Hargreaves Lansdown equity analyst Nicholas Hyett said consumers will end up paying the cost of the change through increased premiums as the sector raised prices to reflect the increased compensation payouts.

"Higher prices should help the industry to largely offset the impact on profitability in the longer term. If prices in markets such as motor insurance, which has significant exposure to personal industry claims, do start to increase then it’s a potential windfall for the price comparison industry, which should benefit from the increased switching that usually accompanies rising prices."

"Today’s discount rate is lower than some companies had expected, with esure for example budgeting for a fall to 0%. That will negatively impact full year results for 2016 as well as affecting the loss rates on any business written up to this point. However, in the longer term the impact on insurers is likely to be limited.”

Insurance companies count the cost

Admiral said it was postponing the release of its annual results by a week to March 8 to allow the full impact of the change to be reflected.

“The majority of the financial impact in respect of premiums earned during 2016 and prior years will be reflected as a one-off charge against 2016 second half profits,” Admiral said in a statement.

It estimated the total net financial impact of all claims settling at the new rate at £140m - £175m, adding the final dividend should be held at 51.5p a share.

“The group anticipates that if market pricing adjusts future premiums to reflect the lower discount rate, there will be no significant impact on future business and its profitability after the change,” Admiral said.

Direct Line said the change would reduce profit before tax by between £215m and £230m after reinsurance recoveries, increase its combined operating ratio for ongoing business by approximately 6 percentage points and reduce its year end Solvency II capital coverage ratio before dividends close to the higher end of the group's target range of 140-180%. As at 30 June 2016, the Group's Solvency II coverage ratio was 184% after interim dividends.

Last week Direct Line estimated the change would have less of an impact on the business than it previously thought and also deferred its 2016 results to March 7 from February 28.

The company said it had already been applying a lower rate of 1.5% in its calculations of injury claims liabilities, given the potential for a reduction.

In its 2015 results, Direct Line had said that its profit before tax sensitivity to a 100 basis points increase/decrease in the discount rate around the group's assumed rate of 1.5% was £131.9m, a loss of £190m.

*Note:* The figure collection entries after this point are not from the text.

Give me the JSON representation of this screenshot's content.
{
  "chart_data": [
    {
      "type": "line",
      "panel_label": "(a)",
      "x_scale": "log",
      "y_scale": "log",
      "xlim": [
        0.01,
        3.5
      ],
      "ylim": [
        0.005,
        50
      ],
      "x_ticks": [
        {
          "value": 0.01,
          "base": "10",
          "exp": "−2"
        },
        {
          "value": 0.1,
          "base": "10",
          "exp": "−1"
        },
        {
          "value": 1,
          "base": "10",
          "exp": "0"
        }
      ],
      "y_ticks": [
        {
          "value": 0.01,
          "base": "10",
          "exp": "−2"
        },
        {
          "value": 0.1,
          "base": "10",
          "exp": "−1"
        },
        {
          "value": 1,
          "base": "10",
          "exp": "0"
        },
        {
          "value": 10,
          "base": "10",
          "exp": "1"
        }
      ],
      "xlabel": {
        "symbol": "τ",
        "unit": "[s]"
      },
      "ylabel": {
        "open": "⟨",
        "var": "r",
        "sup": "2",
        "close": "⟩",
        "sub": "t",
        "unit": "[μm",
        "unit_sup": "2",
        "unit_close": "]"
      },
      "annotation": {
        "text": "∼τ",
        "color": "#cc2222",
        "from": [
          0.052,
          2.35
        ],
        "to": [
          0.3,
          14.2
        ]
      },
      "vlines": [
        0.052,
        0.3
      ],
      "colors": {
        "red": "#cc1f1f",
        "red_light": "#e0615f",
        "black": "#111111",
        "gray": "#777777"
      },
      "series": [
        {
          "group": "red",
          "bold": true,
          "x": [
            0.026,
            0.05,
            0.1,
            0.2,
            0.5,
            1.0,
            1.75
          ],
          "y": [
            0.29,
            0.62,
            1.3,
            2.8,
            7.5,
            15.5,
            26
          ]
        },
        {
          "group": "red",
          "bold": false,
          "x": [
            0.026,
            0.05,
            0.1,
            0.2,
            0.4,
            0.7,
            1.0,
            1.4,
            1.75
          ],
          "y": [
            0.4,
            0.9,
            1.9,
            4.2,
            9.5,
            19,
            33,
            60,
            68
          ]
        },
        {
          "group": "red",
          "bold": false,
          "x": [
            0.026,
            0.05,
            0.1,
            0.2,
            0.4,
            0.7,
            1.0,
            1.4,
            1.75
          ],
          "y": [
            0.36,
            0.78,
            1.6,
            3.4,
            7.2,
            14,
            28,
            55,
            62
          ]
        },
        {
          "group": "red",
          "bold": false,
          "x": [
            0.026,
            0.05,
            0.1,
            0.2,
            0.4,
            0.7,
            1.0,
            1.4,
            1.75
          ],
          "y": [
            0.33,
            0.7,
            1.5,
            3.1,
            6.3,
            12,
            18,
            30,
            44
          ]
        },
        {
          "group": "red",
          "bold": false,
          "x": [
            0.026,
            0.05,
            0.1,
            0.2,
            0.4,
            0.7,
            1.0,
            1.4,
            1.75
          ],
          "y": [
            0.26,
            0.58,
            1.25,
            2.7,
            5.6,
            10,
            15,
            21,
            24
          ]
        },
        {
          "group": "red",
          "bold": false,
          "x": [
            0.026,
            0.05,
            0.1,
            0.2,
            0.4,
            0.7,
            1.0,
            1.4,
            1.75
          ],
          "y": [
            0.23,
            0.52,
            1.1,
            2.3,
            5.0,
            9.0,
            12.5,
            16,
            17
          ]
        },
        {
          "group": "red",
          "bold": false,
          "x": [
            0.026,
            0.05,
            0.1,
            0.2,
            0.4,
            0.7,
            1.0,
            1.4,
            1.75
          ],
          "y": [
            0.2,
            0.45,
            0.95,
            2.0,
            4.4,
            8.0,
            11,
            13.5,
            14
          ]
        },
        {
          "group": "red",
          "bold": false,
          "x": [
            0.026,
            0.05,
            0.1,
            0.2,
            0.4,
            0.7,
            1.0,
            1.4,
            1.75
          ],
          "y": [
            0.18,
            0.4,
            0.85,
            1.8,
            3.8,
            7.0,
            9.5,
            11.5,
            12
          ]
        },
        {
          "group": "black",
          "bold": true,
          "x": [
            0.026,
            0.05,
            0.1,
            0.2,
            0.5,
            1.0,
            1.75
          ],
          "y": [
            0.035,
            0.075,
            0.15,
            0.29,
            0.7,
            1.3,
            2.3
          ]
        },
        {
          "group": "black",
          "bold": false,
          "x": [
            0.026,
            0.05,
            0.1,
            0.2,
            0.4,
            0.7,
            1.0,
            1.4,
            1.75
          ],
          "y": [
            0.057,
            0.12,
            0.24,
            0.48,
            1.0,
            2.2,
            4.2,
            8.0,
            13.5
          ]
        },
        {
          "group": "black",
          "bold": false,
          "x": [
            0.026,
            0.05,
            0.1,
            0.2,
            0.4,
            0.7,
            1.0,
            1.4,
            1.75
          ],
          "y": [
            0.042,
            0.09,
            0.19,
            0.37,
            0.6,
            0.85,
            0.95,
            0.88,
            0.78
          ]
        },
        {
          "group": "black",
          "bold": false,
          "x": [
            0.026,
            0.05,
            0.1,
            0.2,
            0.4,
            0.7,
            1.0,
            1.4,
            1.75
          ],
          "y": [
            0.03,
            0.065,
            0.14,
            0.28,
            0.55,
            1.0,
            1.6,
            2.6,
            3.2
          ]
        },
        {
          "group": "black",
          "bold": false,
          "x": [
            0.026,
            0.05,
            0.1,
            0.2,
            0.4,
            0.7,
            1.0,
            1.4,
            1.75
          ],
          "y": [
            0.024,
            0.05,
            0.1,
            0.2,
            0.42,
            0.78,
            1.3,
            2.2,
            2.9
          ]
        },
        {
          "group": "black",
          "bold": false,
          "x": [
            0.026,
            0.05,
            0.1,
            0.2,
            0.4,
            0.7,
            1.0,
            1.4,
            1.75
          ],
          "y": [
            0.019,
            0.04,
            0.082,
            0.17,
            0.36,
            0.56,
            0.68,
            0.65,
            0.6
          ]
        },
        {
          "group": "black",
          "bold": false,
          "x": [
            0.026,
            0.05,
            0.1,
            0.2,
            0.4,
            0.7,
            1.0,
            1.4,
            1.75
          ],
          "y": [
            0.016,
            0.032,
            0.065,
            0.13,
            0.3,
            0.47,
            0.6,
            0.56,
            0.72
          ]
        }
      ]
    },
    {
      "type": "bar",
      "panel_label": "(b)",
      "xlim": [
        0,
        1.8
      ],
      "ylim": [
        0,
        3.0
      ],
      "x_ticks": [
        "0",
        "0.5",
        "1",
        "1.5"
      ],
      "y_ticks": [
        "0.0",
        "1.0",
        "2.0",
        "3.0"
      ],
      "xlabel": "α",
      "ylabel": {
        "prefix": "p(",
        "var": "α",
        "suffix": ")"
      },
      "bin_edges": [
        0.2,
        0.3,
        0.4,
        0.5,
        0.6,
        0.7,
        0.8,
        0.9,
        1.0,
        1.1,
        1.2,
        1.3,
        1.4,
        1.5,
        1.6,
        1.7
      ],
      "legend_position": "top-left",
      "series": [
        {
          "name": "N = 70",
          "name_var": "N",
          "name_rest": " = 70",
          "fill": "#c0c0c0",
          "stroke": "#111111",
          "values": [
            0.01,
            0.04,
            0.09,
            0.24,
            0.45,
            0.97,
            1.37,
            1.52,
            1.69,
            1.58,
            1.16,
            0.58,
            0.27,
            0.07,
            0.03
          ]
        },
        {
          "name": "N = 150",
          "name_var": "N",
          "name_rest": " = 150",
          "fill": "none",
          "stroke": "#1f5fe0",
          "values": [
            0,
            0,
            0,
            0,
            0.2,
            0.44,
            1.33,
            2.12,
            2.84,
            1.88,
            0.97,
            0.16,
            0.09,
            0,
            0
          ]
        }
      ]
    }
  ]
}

As at the end of 2016, however, the group said its sensitivity to a 100bps increase/decrease in the discount rate is “materially lower” than indicated in the 2015 annual report.

Esure said its 2017 capital position would only be hit by £2m but its reserve margin allowance had to be increased to £3m from £2m.

Novae said it would meet the initial cost through reserve releases and a reduction to 2016 profits. However, also said it would consider the impact “when assessing the appropriateness of a final dividend”. Novae rescheduled the release of its 2016 results to March 9.